Coronary artery disease (CAD) is a major cause of morbidity and mortality in human worldwide. Recent interest has focused on chronic infectious diseases like periodontal infection as potential contributors to CAD since traditional risk factors like hypercholesterolemia, smoking and hypertension fail to fully explain the incidence of CAD in populations. Epidemiological studies indicate that individuals with periodontal infection are 30 to 100% more likely to have CAD; however, it remains possible that confounding factors account for these observations and mechanistic studies to explain this connection are lacking. Periodontal disease is associated with a state of systemic inflammation, and a likely target for circulating cytokines and oral pathogens is the vascular endothelium, which plays a central role in the regulation of vascular homeostasis. Activation of endothelial cells by inflammatory cytokines promotes a pro-atherogenic phenotype with increased expression of inflammatory factors and loss of the anti-thrombotic, growth inhibitory, and vasodilator properties of the endothelium. These changes occur early in the development of atherosclerosis and contribute to the pathogenesis and clinical expression of disease. The purpose of this application is to test the hypothesis that the host inflammatory response plays a primary role in infection-aggravated atherosclerosis and investigate the specific signaling mechanisms that account for this process.
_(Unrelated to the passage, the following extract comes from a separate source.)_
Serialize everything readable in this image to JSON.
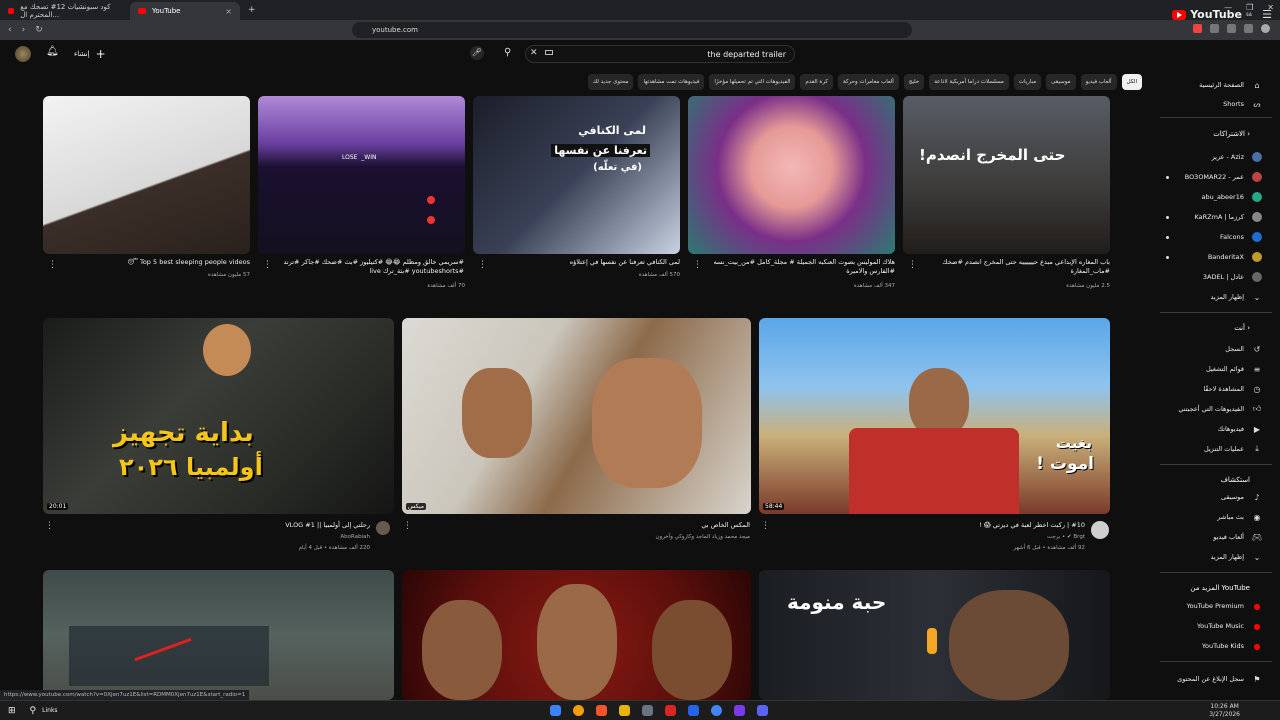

The Specific Aims of this application are:
Aim 1. To determine the relative importance of systemic inflammation versus direct bacterial invasion of the arterial wall for atherosclerotic lesion formation.
Aim 2 : To determine whether inhibition of Toll-like Receptor 2 (TLR2) and IL-1 receptor pathways limits atherogenesis following bacterial challenge.
Aim 3 : To determine whether activation of TLR2 and IL-1 receptor pathways aggravate atherosclerotic plaque formation.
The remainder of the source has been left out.